SCRC:Indoor Robot-Magellan: Power
This page is part of the Project:Indoor Robo-Magellan (SRS Pop Can Challenge) group project. All systems requiring power shall push their specific requirements to the power team. Please include voltage and current requirements even if they're estimations. The battery load will be calculated and tested to ensure the robot has adequate power for the maximum competition time plus a 20% margin.
This is a very preliminary outline"
Anyone wishing to work on this team should reach out to Chas (chas@ snocomakers / com) for coordination and tasking. We will likely have independent coordination meetings in Everett.
On-Board Power Available
Currently planned power supplies include:
- 12VDC at 8A fused at 10A.
- Drive Motors: 5.6A
- 5VDC, 2A
- 3.3VDC, 2A
- 6V, 2A
Power System Overview
As currently envisioned by this team: The microcontroller system will be powered up by a main power switch. The microcontroller will power the 12VDC power relay to all systems which have moving parts. An emergency STOP switch will disconnect power to all moving parts systems.
The document screenshot below is simplified and does not include any current sensing or fuses, etc.
I've purchased this power relay as an option to use as something the micro(s) will turn on the "moving" items power to motion controllers once the micros have fully booted. The relays are NOT /ENABLEd which isn't great but we can work around that with the E-STOP button. Also the relay can be triggered off 3.3V or 5V (tested) despite being sold as 5VDC relays. The current draw on IO is < 3mA. The board is 39mm x 51mm with screw centers on 33mm and 45mm. It appears 4-40 screws would fit the mounting holes.
Schematic... note how the optoisolators are connected for control.
I also purchases an E-STOP (N.C.) button with a momentary "start" switch. The micro which controls drive will have to debounce this start switch.

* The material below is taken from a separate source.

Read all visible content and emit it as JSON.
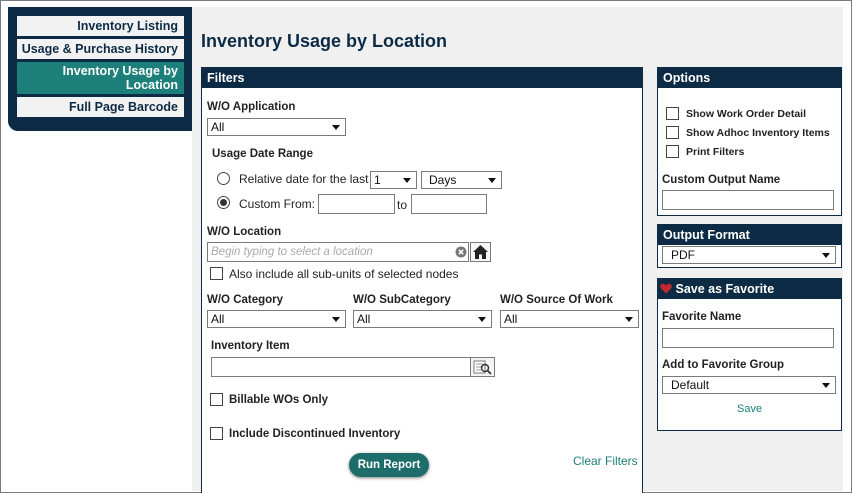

A 12V 8AH SLA battery will feed core power supplies with an efficiency of greater than 80%. All high current systems will be switched by relay. A standby switch will activate logic power supplies (5V and 3.3V). All motor supplies will be disconnected by relay. A start/stop button will be debounced by the power control board and provide a point to be monitored by the microcontroller (3.3V or 5V?), the microcontroller will when provide an output to enable the drive power relay (3.3V or 5V) the signal will be <10mA and be optically isolated, the stop position will kill all motor voltage regardless of microprocessor commands.
I like this battery and the plan to implement it. The main switch gives power to the "brain". Once it's happy, it outputs a signal to turn the relay on and drives the motors. Kill the main, kill all the power.
I think we will need three switches:
- for the "main" power
- for the motor/kill power.
- start switch
We will need to have the main power startup the computer(s) and be "ready", the start switch will tell the robot to start, and the "kill" switch will interrupt all power to mechanical devices but let the computer run so it can be shutdown properly. This can all be handled by the power supply and give the microcontroller the start/kill signal -- Chas
Power Supply Regulator
I decided to just purchase pre-made power supplies because my v2 board had an error I decided no to hack. They are 2 amp pololu power supplies.
The TI LM2717 was selected as a dual output regulator configured for 3.3V and 5V DC output. The rated output of the regulator will not be taxed; in the first round of design passives with a 1.8A output rated have been selected for a rated power supply output of 1.5A per channel. The [LM2717 Spec Sheet] rates the outputs higher but for relability and heat dissipation there is no reason to push the output of the device.
After changes in power requirements and testing of the first boards we have now moved on to the AP1509 regulator from Diodes Inc. This two amp output 8 pin SOIC regulator will be used for 5V, 3.3V and a 6V output. Fused battery power will also be available. All system leads shall submit their requirements so power can be made available.
Weight & Space Requirements
Max Weight: 25lbs.
Current Sub-system weight is estimated at 5.5 lbs.
- Battery: 5.05 lbs
- Width (in): 2.5600
- Length (in): 5.94
- Height (in): 3.69
- Electronics: < 0.5lbs
- Unknown, configurable; less than 4x4x2"
- Waiting for parts, ETA early June.